Cohort characteristics

Of the 1,674,268 individuals aged ≥16 years within the Million Migrant cohort, 1,045,786 (62.5%) linked to a National Health Service (NHS) number in Personal Demographic Service (PDS). Of these, 465,470 (44.5%) were linked by NHS number to at least one National Immunisation Management Service (NIMS) COVID-19 vaccination record as of 20 April 2022 and were included in the Million Migrant-NIMS cohort (Appendix G for data flow diagram and linkage results). Relative to the Million Migrant cohort with NHS numbers, the Million Migrant-NIMS cohort had fewer individuals from East Asia and Pacific (20.1% in Million Migrant-NIMS versus 36.0% Million Migrant cohort with NHS numbers) and more from South Asia (53.1% versus 41.2%) and had fewer individuals on student visas (24.2% versus 43.7%) and more on settlement and dependent visas (44.0% versus 26.4%) (Table 1 and Supplementary Table 7 in Appendix G).

Table 1 Demographic characteristics of the total Million Migrant cohort, the Million Migrant cohort with an NHS number, and those within the Million Migrant-NIMS cohort who had at least one COVID-19 vaccination as of 20 April 2022

Delayed vaccination

Compared with other visa types, refugees had the highest proportion of delayed second and third doses, with 12.6% (95% confidence interval (CI) 11.8–13.4%) second doses delayed and 44.4% (95% CI 42.7–46.1%) third doses delayed (Fig. 1a,c). Conversely, individuals on work visas were least likely to be delayed for either dose, with 5.7% (95% CI 5.6–5.9%) second doses delayed and 25.9% (95% CI 25.5–26.3%) third doses delayed. Similar trends were seen when stratifying by age group (Supplementary Figs. 3 and 4 in Appendix H). Migrants with a white ethnicity were half as likely to be delayed for their second dose (4.8%; 95 CI 4.6–5.1%) as migrants with a Black ethnicity (11.0%; 95% CI 10.7–11.3%). These differences among ethnic groups were lost for the third dose (Fig. 1b,d; see age group stratification in Supplementary Figs. 5 and 6 in Appendix H).

Fig. 1: Delayed second and third COVID-19 dose vaccinations by visa type and ethnicity.
figure 1

ad, Proportion (%) and error bars represent 95% CI of individuals over 18 years old with second dose delayed by visa type (a), second dose delayed by ethnicity (b), third dose delayed by ethnicity (c), and third dose delayed by ethnicity within the Million Migrant-NIMS cohort as of 20 April 2022 (d). Note: different y-axis limits for second dose delayed (a and b) and third dose delayed (c and d). For sample sizes, see Supplementary Table 8. Study, students; Work, workers; S&D, settlement and dependents; Fam, family; Refu, refugee; SA, South Asian.

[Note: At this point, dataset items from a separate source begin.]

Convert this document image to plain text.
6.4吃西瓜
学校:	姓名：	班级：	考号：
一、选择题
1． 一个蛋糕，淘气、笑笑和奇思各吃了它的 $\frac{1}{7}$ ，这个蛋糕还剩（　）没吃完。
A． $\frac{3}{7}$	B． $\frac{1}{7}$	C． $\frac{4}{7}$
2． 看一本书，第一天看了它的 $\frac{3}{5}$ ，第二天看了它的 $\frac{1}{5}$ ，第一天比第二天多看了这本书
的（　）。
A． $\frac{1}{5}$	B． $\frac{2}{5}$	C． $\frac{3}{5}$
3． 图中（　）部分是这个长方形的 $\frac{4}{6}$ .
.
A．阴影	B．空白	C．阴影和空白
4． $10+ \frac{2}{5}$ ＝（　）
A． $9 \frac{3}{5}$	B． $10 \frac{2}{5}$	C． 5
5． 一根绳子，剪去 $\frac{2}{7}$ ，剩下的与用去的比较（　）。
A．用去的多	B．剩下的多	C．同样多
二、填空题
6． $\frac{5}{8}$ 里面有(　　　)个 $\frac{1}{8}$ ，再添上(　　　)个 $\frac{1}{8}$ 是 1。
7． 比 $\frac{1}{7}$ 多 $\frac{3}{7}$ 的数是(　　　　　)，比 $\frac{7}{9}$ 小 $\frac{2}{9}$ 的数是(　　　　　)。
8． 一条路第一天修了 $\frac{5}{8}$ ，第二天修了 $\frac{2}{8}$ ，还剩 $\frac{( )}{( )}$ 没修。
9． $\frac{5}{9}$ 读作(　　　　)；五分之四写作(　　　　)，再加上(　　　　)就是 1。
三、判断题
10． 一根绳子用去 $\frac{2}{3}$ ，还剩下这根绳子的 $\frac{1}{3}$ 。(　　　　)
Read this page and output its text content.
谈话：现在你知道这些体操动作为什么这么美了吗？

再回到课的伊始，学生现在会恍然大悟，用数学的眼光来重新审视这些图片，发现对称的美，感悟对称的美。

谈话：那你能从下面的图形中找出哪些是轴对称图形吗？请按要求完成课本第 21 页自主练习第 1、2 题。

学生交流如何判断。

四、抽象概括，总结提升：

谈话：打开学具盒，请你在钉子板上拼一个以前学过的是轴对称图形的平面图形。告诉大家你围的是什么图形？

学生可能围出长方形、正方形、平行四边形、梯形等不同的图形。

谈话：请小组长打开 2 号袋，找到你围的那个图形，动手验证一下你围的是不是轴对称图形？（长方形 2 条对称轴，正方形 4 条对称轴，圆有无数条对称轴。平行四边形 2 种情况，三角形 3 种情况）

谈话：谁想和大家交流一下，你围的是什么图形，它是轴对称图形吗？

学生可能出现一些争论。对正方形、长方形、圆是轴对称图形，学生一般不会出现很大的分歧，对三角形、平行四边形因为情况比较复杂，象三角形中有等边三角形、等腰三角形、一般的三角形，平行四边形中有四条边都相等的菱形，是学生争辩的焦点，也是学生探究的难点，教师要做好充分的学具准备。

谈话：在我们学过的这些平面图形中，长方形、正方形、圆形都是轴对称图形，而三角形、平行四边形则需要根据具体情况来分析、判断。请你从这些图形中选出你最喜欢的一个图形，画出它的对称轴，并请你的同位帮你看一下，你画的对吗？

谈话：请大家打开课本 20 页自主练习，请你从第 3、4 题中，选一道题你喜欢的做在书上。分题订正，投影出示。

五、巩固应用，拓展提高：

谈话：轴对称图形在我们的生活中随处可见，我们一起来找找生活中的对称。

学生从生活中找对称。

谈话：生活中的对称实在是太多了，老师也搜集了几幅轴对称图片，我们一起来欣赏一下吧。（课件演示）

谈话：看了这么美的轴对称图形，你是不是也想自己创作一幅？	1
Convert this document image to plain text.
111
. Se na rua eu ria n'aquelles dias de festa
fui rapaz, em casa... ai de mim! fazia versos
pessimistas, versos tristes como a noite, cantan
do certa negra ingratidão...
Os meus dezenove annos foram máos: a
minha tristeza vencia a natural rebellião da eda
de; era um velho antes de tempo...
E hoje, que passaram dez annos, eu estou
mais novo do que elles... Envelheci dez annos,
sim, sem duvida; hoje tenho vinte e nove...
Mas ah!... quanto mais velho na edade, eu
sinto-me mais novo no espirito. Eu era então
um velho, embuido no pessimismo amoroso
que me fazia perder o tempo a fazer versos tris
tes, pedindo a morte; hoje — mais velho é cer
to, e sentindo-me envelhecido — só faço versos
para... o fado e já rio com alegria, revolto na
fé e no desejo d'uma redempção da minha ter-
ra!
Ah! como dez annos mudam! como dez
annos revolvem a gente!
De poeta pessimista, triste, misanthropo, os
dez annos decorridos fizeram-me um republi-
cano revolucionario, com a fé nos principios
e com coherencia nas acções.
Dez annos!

In the multivariable regression analysis (Table 2), refugees had significantly higher odds of receiving a delayed second dose relative to the baseline group of settlement and dependent visa (adjusted odds ratio (aOR) 1.66; 95% CI 1.55–1.79). This was also the case for third doses (aOR 1.55; 95% CI 1.43–1.69). Individuals on work visas were half as likely to receive a delayed second dose (aOR 0.62; 95% CI 0.60–0.75) or a delayed third dose (aOR 0.64; 95% CI 0.61–0.66) than those on other visas. Migrants in all ethnic minority groups had a significantly higher adjusted odds of having a delayed second dose compared with migrants in the baseline White group. Individuals in the Black group were more than two times more likely to have a delayed second dose (aOR 2.37; 95% CI 2.23–2·54), followed by individuals in the South Asian group (aOR 1.99; 95% CI 1.87–2.12) relative to the White group. Different trends were observed for the third dose, with individuals within the Mixed, Other and South Asian groups having a lower odds of delay than the White group.

Table 2 Multivariable logistic regression model showing aORs and 95% CI for second and third COVID-19 dose delayed by ethnicity and visa type

Overdue vaccination

Migrants were more likely to be overdue for their second dose than the England cohort in all age categories except 30–39 (Fig. 2a). This trend increased with age, with migrants aged ≥65 almost four times more likely to not have received their second dose than their English counterparts (4.0%; 95% CI 3.3–4.9% in migrants aged 65–69 compared with 1.19%; 95% CI 1.17–1.21% in England). Similarly, migrants were more likely to be overdue their third dose than the England cohort in all age groups, with the largest differences for older ages (Fig. 2b). Migrants aged ≥65 were at least four times more likely to be overdue their third dose than the England cohort (17.5%; 95% CI 16.0–19.1% in migrants aged 65–69 compared with 4.44%; 95% CI 4.39–4.47% in England). A similar pattern in overdue second doses was retained in the sensitivity analyses when both the study follow-up period was shortened (from 20 April 2022 to 1 June 2021) and newly arrived, shorter-term migrants were excluded to estimate travel out of England (Supplementary Figs. 7 and 8 in Appendix I).

Fig. 2: Overdue second and third COVID-19 dose vaccinations for migrants and the general population in England.
figure 2

a,b, Proportion (%) and error bars represent 95% CI of individuals by age group with second dose overdue (a) and third dose missing (b) comparing the Million Migrant-NIMS cohort (blue) and the England cohort (red) as of 20 April 2022. For sample sizes, see Supplementary Table 9.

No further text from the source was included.